Swim by Swimming (Psalm 30)

A Psalm of David. A Song at the dedication of the Temple.

I will extol you, O LORD, for you have drawn me up and have not let my foes rejoice over me. —Psalm 30.

Perhaps the most overlooked portion of Scripture is the headings to the psalms. Though they are in the manuscripts there is some debate among scholars as to whether or not they are part of the inspired text. Because the New Testament often recognizes the authors ascribed to the psalms by their headings, I believe it is clear that we should consider them as Holy Script.

That being so, the first thing to settle about this Psalm is that the heading isn’t multiple choice. This is both a psalm of David and a psalm written for the dedication of the temple. Further, it is a psalm written by David for the dedication of the temple. It wasn’t posthumously designated as such.

Some want to change “temple” to “house” or “palace.” These are legitimate translations but my beef is that they are too apologetic. Some scholars are thereby trying to get this psalm out of the dock instead of letting it testify. They’re fearful the witness may contradict himself. They’re afraid that the title, as it stands, is something like speaking of Honest Abe’s speech at the dedication of the Lincoln Memorial. Honestly? So they say that this psalm was perhaps written at the dedication of David’s palace or the tent-house that David had erected for the ark when he brought it to Jerusalem.

Let the heading testify! Is it any stretch of the intellect to think that the same David who prepared a hundred-thousand talents of gold for the building of the temple (1 Chronicles 22) could also prepare twelve verses for its dedication? This was something dear to David’s heart (2 Samuel 7), and poetry is the language of the heart, right?

Besides unapologetic zeal for the inerrancy of the text in every jot and tittle, this has significant implications for your Bible reading and comprehension. There are only a handful of headings in the Psalms that mention a historic setting and when they do I take it that that setting must be significant for meaning. For the specifics in relation to this psalm, check out the sermon linked below. Rather than tease out the details, I want to use the remainder of the post to work out a principle at work underneath all of this. Here it is:

The best way to read your Bible is to have read your Bible. 

Or, the best way to read your Bible is with a whole lot of Bible floating in you noggin.

Just like the best way to swim in the water is by being in the water, so the best way to read your Bible is by reading it. There are far too many Christians who just have their feet in the pool. They’re occasionally dipping into the Bible for some cool refreshment, but they don’t swim in it. Then, there are a few who analyze it from the concrete and run tests telling us whether or not the water is safe. Such are the sort who tell us that David couldn’t have written this psalm.

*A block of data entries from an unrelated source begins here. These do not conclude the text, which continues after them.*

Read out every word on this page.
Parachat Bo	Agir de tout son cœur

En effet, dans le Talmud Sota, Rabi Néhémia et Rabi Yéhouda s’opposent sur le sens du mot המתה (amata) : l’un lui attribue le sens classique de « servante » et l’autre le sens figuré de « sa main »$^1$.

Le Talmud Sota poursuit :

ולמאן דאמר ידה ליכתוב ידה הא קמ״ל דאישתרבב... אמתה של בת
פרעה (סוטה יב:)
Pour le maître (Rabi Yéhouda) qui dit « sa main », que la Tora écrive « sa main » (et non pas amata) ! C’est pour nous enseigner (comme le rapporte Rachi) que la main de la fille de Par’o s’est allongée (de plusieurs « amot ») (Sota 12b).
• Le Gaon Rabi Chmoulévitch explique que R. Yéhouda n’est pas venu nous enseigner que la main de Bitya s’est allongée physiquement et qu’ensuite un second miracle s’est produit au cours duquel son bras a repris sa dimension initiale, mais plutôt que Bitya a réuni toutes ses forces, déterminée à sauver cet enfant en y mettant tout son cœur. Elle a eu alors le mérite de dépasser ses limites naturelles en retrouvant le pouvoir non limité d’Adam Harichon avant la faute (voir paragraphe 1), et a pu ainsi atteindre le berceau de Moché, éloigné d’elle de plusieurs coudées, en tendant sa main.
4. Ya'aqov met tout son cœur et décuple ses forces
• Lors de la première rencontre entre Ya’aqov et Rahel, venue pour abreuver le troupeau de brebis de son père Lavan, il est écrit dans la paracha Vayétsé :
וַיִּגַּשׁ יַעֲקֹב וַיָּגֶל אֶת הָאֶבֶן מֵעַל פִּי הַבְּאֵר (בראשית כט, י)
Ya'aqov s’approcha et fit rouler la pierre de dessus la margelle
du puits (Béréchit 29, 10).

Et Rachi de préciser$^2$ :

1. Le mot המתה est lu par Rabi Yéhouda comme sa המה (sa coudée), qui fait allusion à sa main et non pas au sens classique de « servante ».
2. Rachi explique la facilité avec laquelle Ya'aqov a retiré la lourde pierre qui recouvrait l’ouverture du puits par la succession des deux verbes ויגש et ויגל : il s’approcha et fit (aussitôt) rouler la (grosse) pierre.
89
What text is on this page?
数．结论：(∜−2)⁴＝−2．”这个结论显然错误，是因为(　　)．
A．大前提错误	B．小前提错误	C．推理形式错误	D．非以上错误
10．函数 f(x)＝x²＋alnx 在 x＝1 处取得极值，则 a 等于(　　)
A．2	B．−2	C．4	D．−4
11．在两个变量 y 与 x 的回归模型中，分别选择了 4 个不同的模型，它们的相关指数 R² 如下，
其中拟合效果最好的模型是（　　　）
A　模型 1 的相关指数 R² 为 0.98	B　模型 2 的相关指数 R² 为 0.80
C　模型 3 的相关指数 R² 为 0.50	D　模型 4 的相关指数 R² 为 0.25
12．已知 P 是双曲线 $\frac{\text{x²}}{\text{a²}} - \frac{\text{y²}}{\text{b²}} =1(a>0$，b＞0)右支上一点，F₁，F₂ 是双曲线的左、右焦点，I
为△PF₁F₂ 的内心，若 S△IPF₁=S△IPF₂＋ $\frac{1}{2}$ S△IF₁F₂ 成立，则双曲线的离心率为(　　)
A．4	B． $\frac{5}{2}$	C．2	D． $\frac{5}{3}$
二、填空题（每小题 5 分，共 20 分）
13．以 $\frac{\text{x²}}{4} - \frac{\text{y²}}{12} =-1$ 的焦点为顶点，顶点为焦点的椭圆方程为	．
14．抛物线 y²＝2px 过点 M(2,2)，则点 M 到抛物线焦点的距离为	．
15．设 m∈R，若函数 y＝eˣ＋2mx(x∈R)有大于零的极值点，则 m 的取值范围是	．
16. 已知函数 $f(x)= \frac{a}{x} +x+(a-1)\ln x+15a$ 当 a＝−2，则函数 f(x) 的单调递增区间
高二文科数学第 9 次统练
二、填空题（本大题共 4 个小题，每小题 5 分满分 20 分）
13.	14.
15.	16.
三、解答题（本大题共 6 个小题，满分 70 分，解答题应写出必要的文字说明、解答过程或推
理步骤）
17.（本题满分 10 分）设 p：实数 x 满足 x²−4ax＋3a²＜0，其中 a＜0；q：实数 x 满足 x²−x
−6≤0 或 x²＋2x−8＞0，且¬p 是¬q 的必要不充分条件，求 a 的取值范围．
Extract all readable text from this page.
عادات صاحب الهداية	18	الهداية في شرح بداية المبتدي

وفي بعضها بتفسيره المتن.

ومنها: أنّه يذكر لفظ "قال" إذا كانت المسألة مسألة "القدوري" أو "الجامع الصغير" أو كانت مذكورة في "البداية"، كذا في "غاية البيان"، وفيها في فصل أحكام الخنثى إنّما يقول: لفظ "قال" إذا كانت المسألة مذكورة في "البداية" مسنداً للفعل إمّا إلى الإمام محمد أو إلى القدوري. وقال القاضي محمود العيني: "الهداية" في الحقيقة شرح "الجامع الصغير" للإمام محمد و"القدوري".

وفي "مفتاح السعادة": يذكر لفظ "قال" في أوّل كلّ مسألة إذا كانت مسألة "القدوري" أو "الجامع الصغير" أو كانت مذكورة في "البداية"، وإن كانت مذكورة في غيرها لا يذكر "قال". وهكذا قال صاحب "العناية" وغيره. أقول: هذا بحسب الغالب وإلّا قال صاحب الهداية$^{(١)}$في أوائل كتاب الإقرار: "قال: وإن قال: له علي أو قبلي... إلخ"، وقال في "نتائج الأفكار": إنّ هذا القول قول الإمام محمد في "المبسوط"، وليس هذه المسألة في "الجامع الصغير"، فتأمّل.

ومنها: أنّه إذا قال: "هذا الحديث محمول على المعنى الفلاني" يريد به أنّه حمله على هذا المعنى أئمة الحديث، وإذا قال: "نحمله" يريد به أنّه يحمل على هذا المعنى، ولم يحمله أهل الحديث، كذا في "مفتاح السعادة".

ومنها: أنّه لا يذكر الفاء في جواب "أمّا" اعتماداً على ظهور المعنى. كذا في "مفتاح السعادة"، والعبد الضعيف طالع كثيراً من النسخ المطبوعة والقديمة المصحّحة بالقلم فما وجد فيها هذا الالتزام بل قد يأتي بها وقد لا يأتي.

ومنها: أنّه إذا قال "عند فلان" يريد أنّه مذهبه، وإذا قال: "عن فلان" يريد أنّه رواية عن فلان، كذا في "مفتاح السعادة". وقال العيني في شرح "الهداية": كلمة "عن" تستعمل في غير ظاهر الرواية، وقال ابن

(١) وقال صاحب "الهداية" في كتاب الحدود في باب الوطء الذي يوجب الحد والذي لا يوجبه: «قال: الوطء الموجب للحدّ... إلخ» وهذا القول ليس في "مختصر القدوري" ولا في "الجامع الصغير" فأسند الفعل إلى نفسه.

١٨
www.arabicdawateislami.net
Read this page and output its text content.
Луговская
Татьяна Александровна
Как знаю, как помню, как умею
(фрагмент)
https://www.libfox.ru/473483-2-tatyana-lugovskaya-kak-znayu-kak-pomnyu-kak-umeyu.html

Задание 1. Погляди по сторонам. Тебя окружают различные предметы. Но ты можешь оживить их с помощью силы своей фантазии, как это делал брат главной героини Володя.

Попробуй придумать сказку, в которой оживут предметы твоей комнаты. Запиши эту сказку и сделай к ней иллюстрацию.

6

But if you swim in the Bible, then you can swim the Bible. Got it? Those who swim, can swim. Every time you read the Bible, you’re better equipped to read the Bible. This is because when you come back around to a particular passage, you’re reading it in light of the Bible itself. The stump-water of stagnant thinking is getting diluted by the influx of the fresh waters of the Word. When you remember that part of the Bible while reading this part of the Bible you’re going to read the Bible better than when you’re solely remembering something extra-biblical while reading the Bible.

When you come to this text with Ichabod, the ark being brought to Jerusalem, the Davidic covenant, David’s sin in taking the census, the threshing floor of Obed-Edom, and David’s preparations for building the temple all floating in your head rather than a bunch of textual-critical sewage, your going to read this Psalm having no problems with the fact that this is a psalm of David written for the dedication of the Temple.